Russland führt Internetsperren ein

Eine Frau hat ein Klebeband mit der russischen Aufschrift „Ich schweige“ über dem Mund.
Künftig soll es in Russland eine gesetzliche Sperrung von Internetseiten geben. Offiziell dient das Gesetz dem besseren Kinderschutz.

Die internationalen Proteste waren groß, dennoch hat das russische Parlament erstmals den Weg für eine gesetzlich Sperrung von Internetseiten freigemacht. Gemäß dem in der Staatsduma am Mittwoch verabschiedeten Gesetz geht es dabei vor allem um den Schutz für Kinder. Allerdings befürchten Gegner des Gesetzes politischen Missbrauch sowie Zensur.

Behörden können ohne Gerichtsbeschluss schwarze Listen anlegen und Seiten blockieren lassen. Als Gründe für eine Sperrung der Seiten sind Inhalte mit Kinderpornografie, eine Verherrlichung von Drogenkonsum und Aufrufe zu Selbstmorden aufgeführt.

Gegen die Annahme des Gesetzes hatten mehrere Internetanbieter und Verbände protestiert, auch die EU hatte sich besorgt gezeigt wegen der möglichen Einschränkung demokratischer Freiheiten. Regierungskritiker sehen in dem Gesetz einen weiteren Versuch, die durch das Internet mobilisierte Protestbewegung einzuschränken.

Das Internetportal Wikipedia hatte am Dienstag aus Protest gegen das Gesetz seine russischen Seiten gesperrt. Das Internet gilt in der ansonsten von Staatsmedien geprägten Medienlandschaft bislang als einer der letzten Räume für Meinungsfreiheit in Russland.
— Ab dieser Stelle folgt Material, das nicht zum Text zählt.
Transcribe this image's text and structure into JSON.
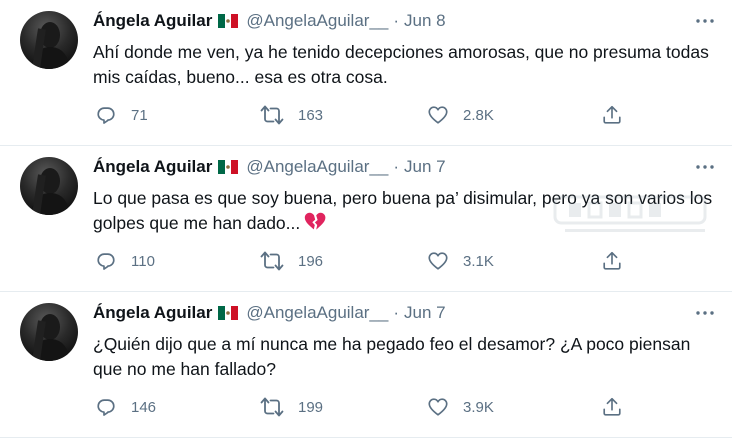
{
  "tweets": [
    {
      "name": "Ángela Aguilar",
      "flag": "mexico-flag",
      "handle": "@AngelaAguilar__",
      "separator": "·",
      "date": "Jun 8",
      "text": "Ahí donde me ven, ya he tenido decepciones amorosas, que no presuma todas mis caídas, bueno... esa es otra cosa.",
      "emoji": "",
      "replies": "71",
      "retweets": "163",
      "likes": "2.8K"
    },
    {
      "name": "Ángela Aguilar",
      "flag": "mexico-flag",
      "handle": "@AngelaAguilar__",
      "separator": "·",
      "date": "Jun 7",
      "text": "Lo que pasa es que soy buena, pero buena pa’ disimular, pero ya son varios los golpes que me han dado...",
      "emoji": "broken-heart",
      "replies": "110",
      "retweets": "196",
      "likes": "3.1K"
    },
    {
      "name": "Ángela Aguilar",
      "flag": "mexico-flag",
      "handle": "@AngelaAguilar__",
      "separator": "·",
      "date": "Jun 7",
      "text": "¿Quién dijo que a mí nunca me ha pegado feo el desamor? ¿A poco piensan que no me han fallado?",
      "emoji": "",
      "replies": "146",
      "retweets": "199",
      "likes": "3.9K"
    }
  ],
  "icons": {
    "reply": "reply-icon",
    "retweet": "retweet-icon",
    "like": "heart-icon",
    "share": "share-icon",
    "more": "more-icon"
  },
  "colors": {
    "text": "#0f1419",
    "secondary": "#5b7083",
    "divider": "#e6ecf0",
    "broken_heart": "#e0245e"
  }
}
Der prominente Blogger und Anwalt Alexej Nawalny warnte davor, dass durch Kommentare auf Internetseiten und in Online-Foren sowie durch gezielte Provokationen Seiten zu einem Fall für die Behörden werden können. Immer wieder waren Oppositionsseiten in der Vergangenheit in Russland nicht erreichbar.

Nach der Verschärfung des Versammlungsgesetzes peitschte das Parlament auch dieses umstrittene Regelwerk im Eiltempo durch. Die außerparlamentarische Oppositionspartei Jabloko kritisierte, dass es im Grunde keine öffentliche Debatte oder Expertengutachten zu dem Gesetz gebe. Vor der Verabschiedung war jedoch eine Formulierung zum Schutz vor "schädlichen Informationen" gestrichen worden, wonach die Gefahr einer beliebigen Sperrung noch größer gewesen wäre. Die schwarzen Listen sollen vom 1. November an entstehen.